Keynes’s theory was that governments should borrow temporarily during periods of economic contraction. Critically, he argued that they should run surpluses during the subsequent recoveries to pay off the debts previously incurred. The practice since the Second World War has been deficits financed by borrowing, even during times of economic expansion. In the four decades from 1945 to 1985, British governments ran budget surpluses in only seven years. Indeed, Margaret Thatcher’s single surplus year, in 1988-89, might not have happened without the wheeze of treating privatisation proceeds not as exceptional one-off revenues but as ‘negative expenditure’. Keynes would have viewed this addiction to borrowing as mad – as indeed it is.

There is one glimmer of reason in Burnham’s criticism of the bond market, although he almost certainly didn’t intend it. Contemporary politicians and commentators have become preoccupied by the ‘behaviour’ of financial markets, and modern political decision-making has become subordinate to what the markets will ‘tolerate’. This subservience explains why governments, going back to New Labour in the 1990s, have followed ‘fiscal rules’ to keep on the right side of the markets.

The tendency to anthropomorphise markets – to attribute them with human characteristics, emotions or intentions – has a long history. The original South Sea Company Bubble of 1720 was interpreted as a sign of undue market ‘optimism’ which was then shattered by a market ‘panic’. Ever since, people have resorted to attributing human feelings and characteristics to markets as a way of trying to make sense of economic and financial crises. Unable to fathom the underlying drivers of these events, viewing markets through the lens of human behaviour provides a language to describe what is happening. Markets are now regularly described as ‘exuberant’, ‘nervous’ or ‘gloomy’.

Talking about markets in human terms has become pervasive – even in times of relative economic stability. We hear it said that markets are ‘ignoring bad news’, or are ‘anticipating’ an AI-productivity revolution. This language can offer some assurance that an unpredictable world is not quite so incomprehensible. At least the ‘markets’ know what is happening.

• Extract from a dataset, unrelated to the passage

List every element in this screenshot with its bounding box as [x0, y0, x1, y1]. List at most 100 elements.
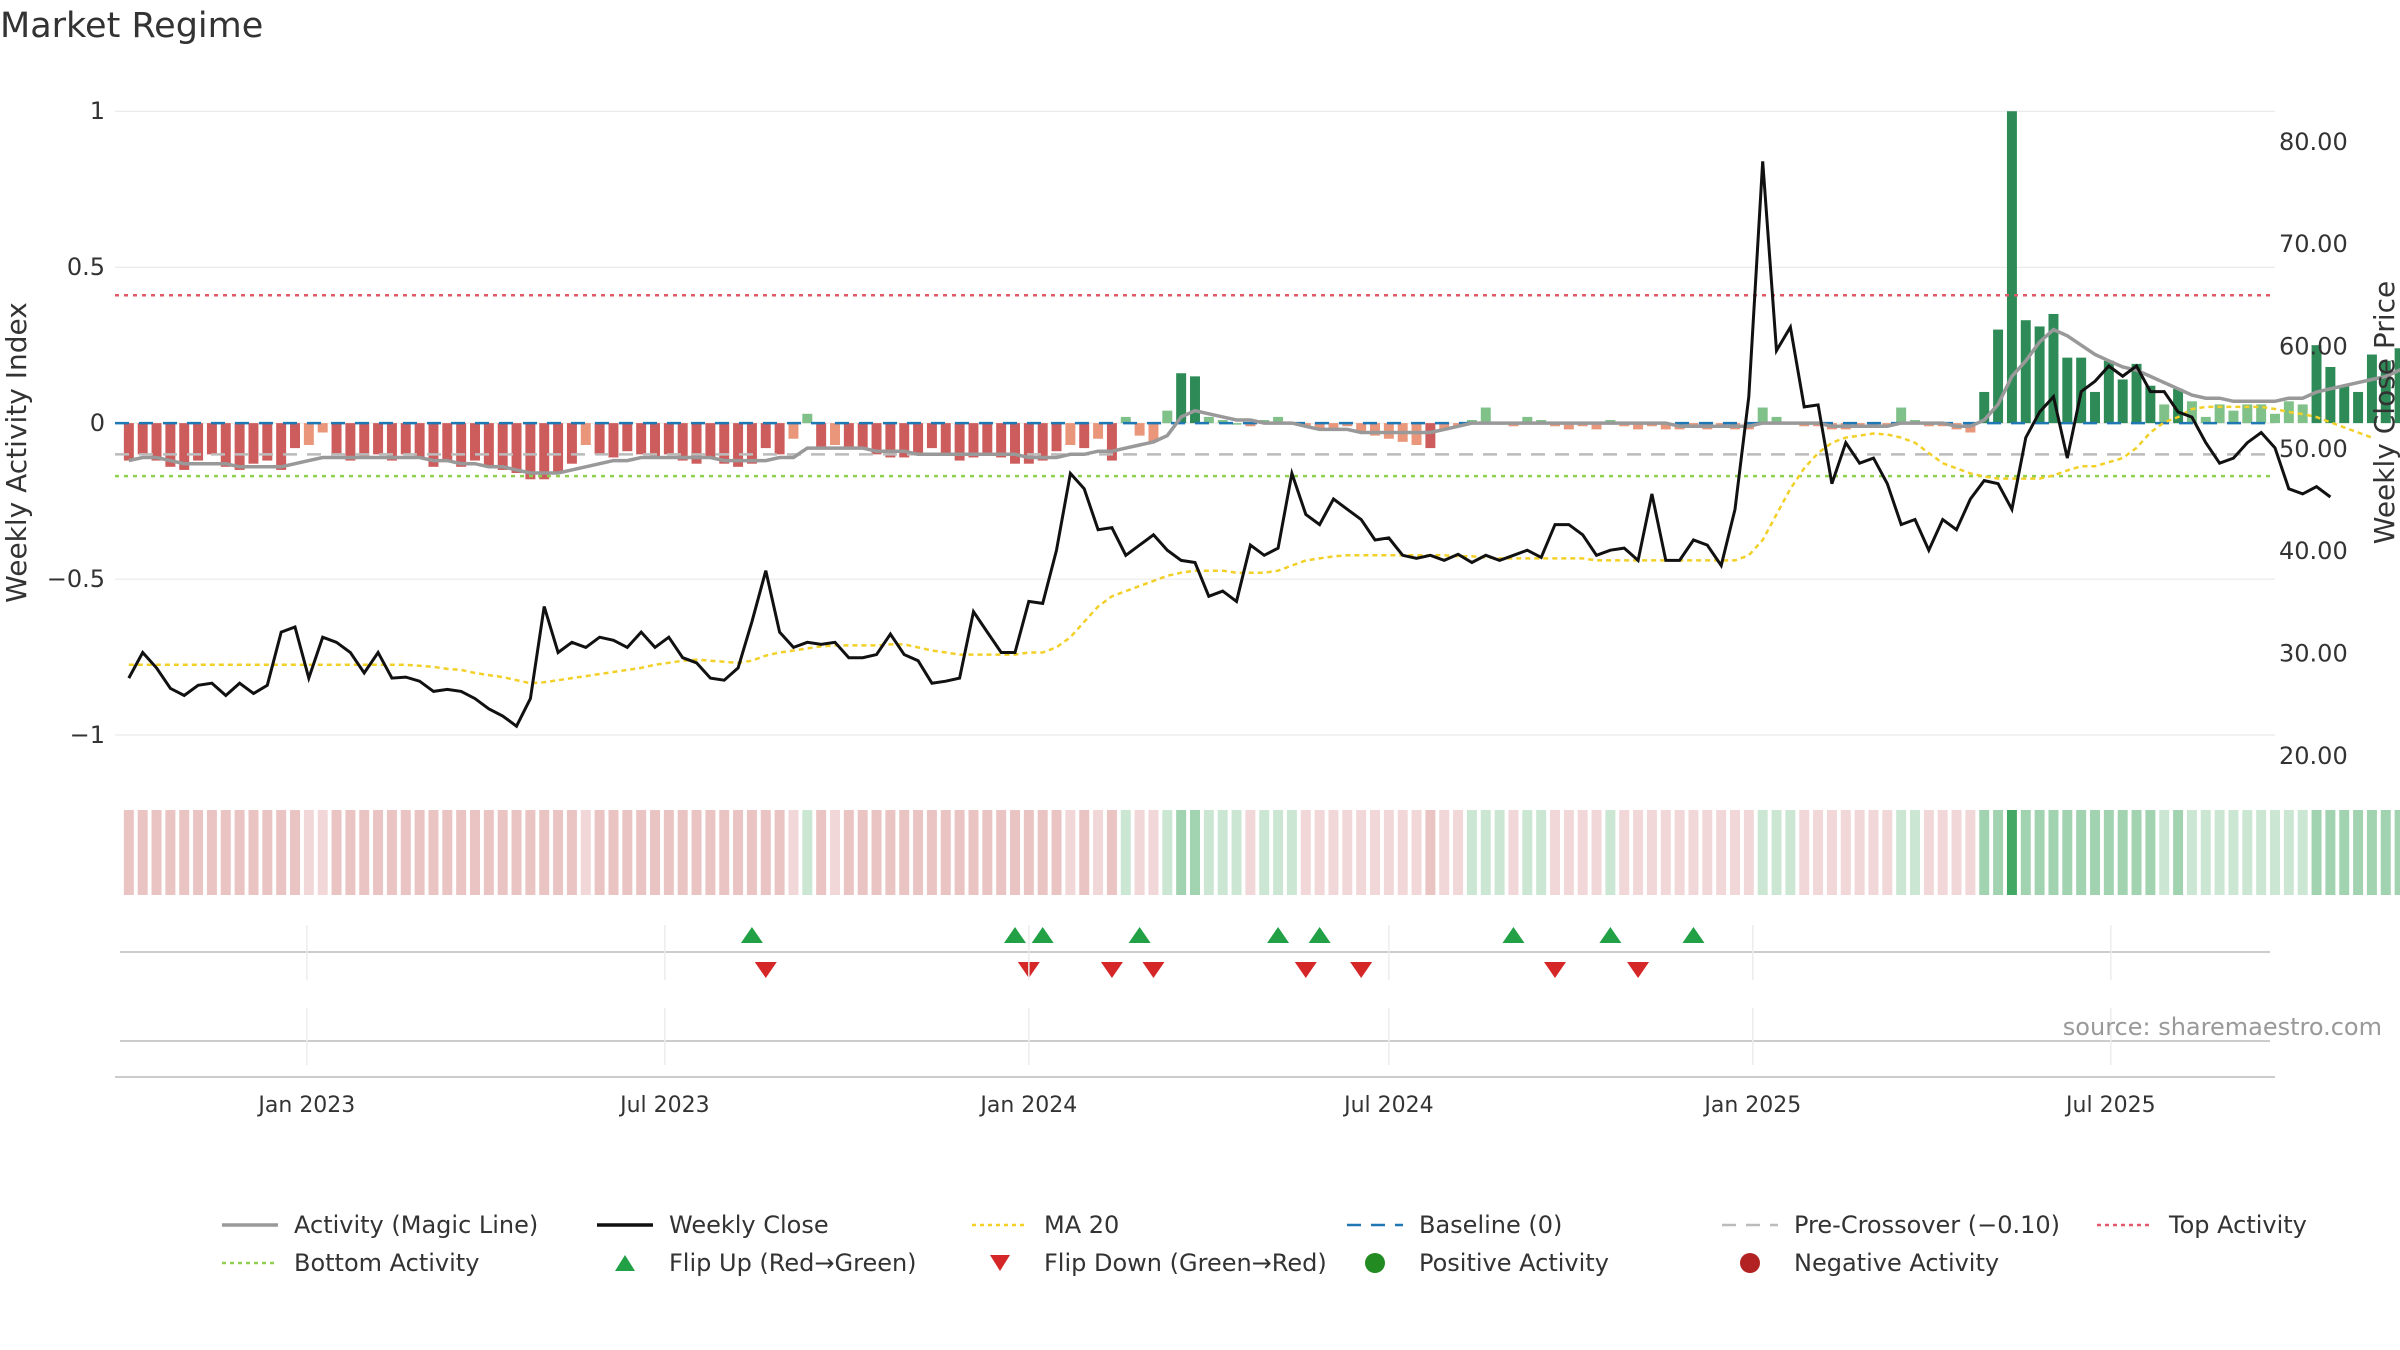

All of this plays into the belief that markets control British politics. Burnham is right in saying that they shouldn’t. But he is wrong in his implication that they should, therefore, be ignored. If he doesn’t want the country to be ‘in hock’ to markets, then his first objective should be to stop borrowing from them.

That’s the challenge that any political leader needs to confront if they are to break free of managed decline. On their track record, neither Burnham nor any of the other existing Labour leadership candidates are up to this task.

Britain doesn’t need ever more borrowing to grow and prosper. What it needs most is a cultural shift to build personal and corporate self-reliance. Bond markets don’t create wealth or destroy it – our destiny is in our own hands.